Apple last night rolled out iTunes Match to UK users of iTunes, following an initial 24 hours of confusion, where some users were able to access the service temporarily before today's rollout.
iTunes users in Canada, France, Ireland, Spain, Australia and New Zealand are also open to use the service.
iTunes Match is now available as a long-awaited addition to the music software, allowing users to access better quality music from their existing music collection.
Users can get started by going to the 'iTunes Match' link in the iTunes Store, if the sidebar label is not yet active.

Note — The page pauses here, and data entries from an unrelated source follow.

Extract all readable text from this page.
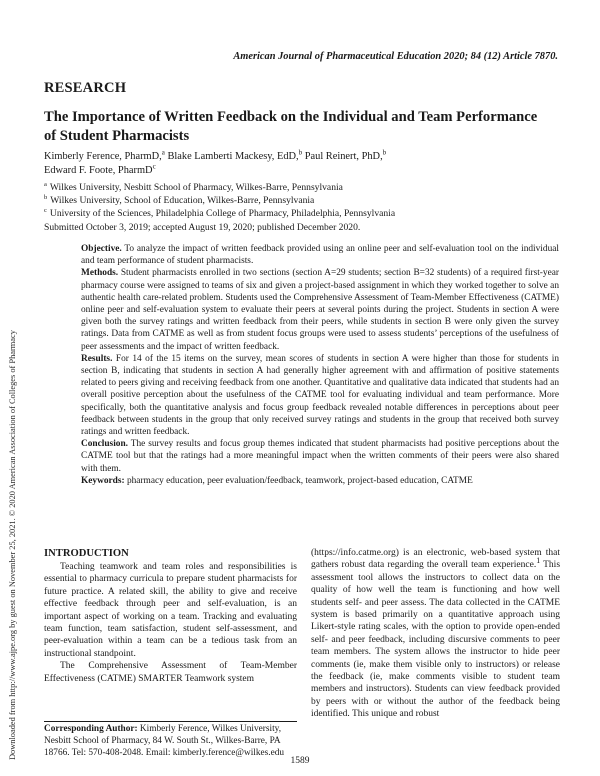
American Journal of Pharmaceutical Education 2020; 84 (12) Article 7870.
RESEARCH
The Importance of Written Feedback on the Individual and Team Performance of Student Pharmacists
Kimberly Ference, PharmD,$^a$ Blake Lamberti Mackesy, EdD,$^b$ Paul Reinert, PhD,$^b$
Edward F. Foote, PharmD$^c$
$^a$ Wilkes University, Nesbitt School of Pharmacy, Wilkes-Barre, Pennsylvania
$^b$ Wilkes University, School of Education, Wilkes-Barre, Pennsylvania
$^c$ University of the Sciences, Philadelphia College of Pharmacy, Philadelphia, Pennsylvania
Submitted October 3, 2019; accepted August 19, 2020; published December 2020.

Objective. To analyze the impact of written feedback provided using an online peer and self-evaluation tool on the individual and team performance of student pharmacists.

Methods. Student pharmacists enrolled in two sections (section A=29 students; section B=32 students) of a required first-year pharmacy course were assigned to teams of six and given a project-based assignment in which they worked together to solve an authentic health care-related problem. Students used the Comprehensive Assessment of Team-Member Effectiveness (CATME) online peer and self-evaluation system to evaluate their peers at several points during the project. Students in section A were given both the survey ratings and written feedback from their peers, while students in section B were only given the survey ratings. Data from CATME as well as from student focus groups were used to assess students’ perceptions of the usefulness of peer assessments and the impact of written feedback.

Results. For 14 of the 15 items on the survey, mean scores of students in section A were higher than those for students in section B, indicating that students in section A had generally higher agreement with and affirmation of positive statements related to peers giving and receiving feedback from one another. Quantitative and qualitative data indicated that students had an overall positive perception about the usefulness of the CATME tool for evaluating individual and team performance. More specifically, both the quantitative analysis and focus group feedback revealed notable differences in perceptions about peer feedback between students in the group that only received survey ratings and students in the group that received both survey ratings and written feedback.

Conclusion. The survey results and focus group themes indicated that student pharmacists had positive perceptions about the CATME tool but that the ratings had a more meaningful impact when the written comments of their peers were also shared with them.

Keywords: pharmacy education, peer evaluation/feedback, teamwork, project-based education, CATME

INTRODUCTION

Teaching teamwork and team roles and responsibilities is essential to pharmacy curricula to prepare student pharmacists for future practice. A related skill, the ability to give and receive effective feedback through peer and self-evaluation, is an important aspect of working on a team. Tracking and evaluating team function, team satisfaction, student self-assessment, and peer-evaluation within a team can be a tedious task from an instructional standpoint.

The Comprehensive Assessment of Team-Member Effectiveness (CATME) SMARTER Teamwork system

(https://info.catme.org) is an electronic, web-based system that gathers robust data regarding the overall team experience.$^1$ This assessment tool allows the instructors to collect data on the quality of how well the team is functioning and how well students self- and peer assess. The data collected in the CATME system is based primarily on a quantitative approach using Likert-style rating scales, with the option to provide open-ended self- and peer feedback, including discursive comments to peer team members. The system allows the instructor to hide peer comments (ie, make them visible only to instructors) or release the feedback (ie, make comments visible to student team members and instructors). Students can view feedback provided by peers with or without the author of the feedback being identified. This unique and robust

Corresponding Author: Kimberly Ference, Wilkes University, Nesbitt School of Pharmacy, 84 W. South St., Wilkes-Barre, PA 18766. Tel: 570-408-2048. Email: kimberly.ference@wilkes.edu
1589
Downloaded from http://www.ajpe.org by guest on November 25, 2021. © 2020 American Association of Colleges of Pharmacy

iTunes Match takes your CD-quality music tracks, or illegally downloaded MP3s, and 'matches' them with the same song of better quality in the iTunes Store. If it finds a match of better quality, it will your old copy with a high-quality 256-kbps license-free into iTunes.
Users can then stream the content -- stored in iCloud -- to other iOS devices, Apple TV, and other computers in the house, running both Windows and Mac.

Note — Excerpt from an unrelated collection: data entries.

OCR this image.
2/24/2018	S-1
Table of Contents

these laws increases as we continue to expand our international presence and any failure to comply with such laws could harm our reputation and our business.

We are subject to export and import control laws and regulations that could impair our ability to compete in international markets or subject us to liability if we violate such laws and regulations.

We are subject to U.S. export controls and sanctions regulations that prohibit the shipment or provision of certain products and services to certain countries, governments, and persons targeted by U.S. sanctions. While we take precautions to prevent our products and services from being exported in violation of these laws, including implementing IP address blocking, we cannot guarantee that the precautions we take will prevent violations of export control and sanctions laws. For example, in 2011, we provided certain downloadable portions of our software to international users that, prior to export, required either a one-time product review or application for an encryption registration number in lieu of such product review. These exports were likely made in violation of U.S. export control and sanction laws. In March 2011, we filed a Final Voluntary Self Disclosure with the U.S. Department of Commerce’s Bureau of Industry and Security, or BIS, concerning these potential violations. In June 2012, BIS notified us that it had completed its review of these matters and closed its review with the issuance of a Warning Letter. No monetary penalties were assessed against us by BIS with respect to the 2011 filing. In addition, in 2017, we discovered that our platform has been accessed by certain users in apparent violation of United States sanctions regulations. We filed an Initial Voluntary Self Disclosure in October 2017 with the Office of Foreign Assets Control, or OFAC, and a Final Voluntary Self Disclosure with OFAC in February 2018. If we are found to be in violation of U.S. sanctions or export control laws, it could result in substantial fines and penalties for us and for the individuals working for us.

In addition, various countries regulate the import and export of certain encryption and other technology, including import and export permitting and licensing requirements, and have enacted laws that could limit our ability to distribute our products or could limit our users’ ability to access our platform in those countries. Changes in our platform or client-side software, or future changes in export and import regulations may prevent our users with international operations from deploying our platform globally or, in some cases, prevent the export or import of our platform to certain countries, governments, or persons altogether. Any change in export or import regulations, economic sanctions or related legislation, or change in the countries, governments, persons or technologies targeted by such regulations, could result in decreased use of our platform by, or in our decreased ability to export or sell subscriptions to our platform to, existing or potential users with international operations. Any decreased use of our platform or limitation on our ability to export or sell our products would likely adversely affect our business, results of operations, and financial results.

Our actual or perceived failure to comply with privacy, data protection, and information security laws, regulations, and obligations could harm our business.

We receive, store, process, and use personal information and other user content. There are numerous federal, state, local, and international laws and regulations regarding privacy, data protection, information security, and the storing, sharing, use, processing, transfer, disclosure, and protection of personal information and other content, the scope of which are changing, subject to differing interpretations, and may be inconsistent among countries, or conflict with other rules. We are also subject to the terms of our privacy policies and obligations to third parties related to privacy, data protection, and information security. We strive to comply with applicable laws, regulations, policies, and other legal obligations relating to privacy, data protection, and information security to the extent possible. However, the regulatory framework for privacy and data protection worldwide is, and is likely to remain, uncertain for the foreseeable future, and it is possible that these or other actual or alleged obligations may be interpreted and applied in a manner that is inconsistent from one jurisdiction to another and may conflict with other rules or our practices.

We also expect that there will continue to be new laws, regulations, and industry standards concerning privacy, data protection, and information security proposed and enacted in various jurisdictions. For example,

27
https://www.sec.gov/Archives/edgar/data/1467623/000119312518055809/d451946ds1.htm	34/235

While U.S. users had been able to use the service for over a month, international launches were slated for at least next year.
The service appeared briefly to users in the UK and France, and was reportedly seen in Australia on Wednesday, before access was restricted and the tab disappeared.
Some users were issued an immediate refund shortly after they signed up.
It was thought that Apple would need to work with UK music coalitions and sign agreements before artists' music would be uploaded to the cloud, and matched using the new service.
The service costs £21.99 per year, which is not a bad price to pay to ‘legitimise’ your pirate music collection.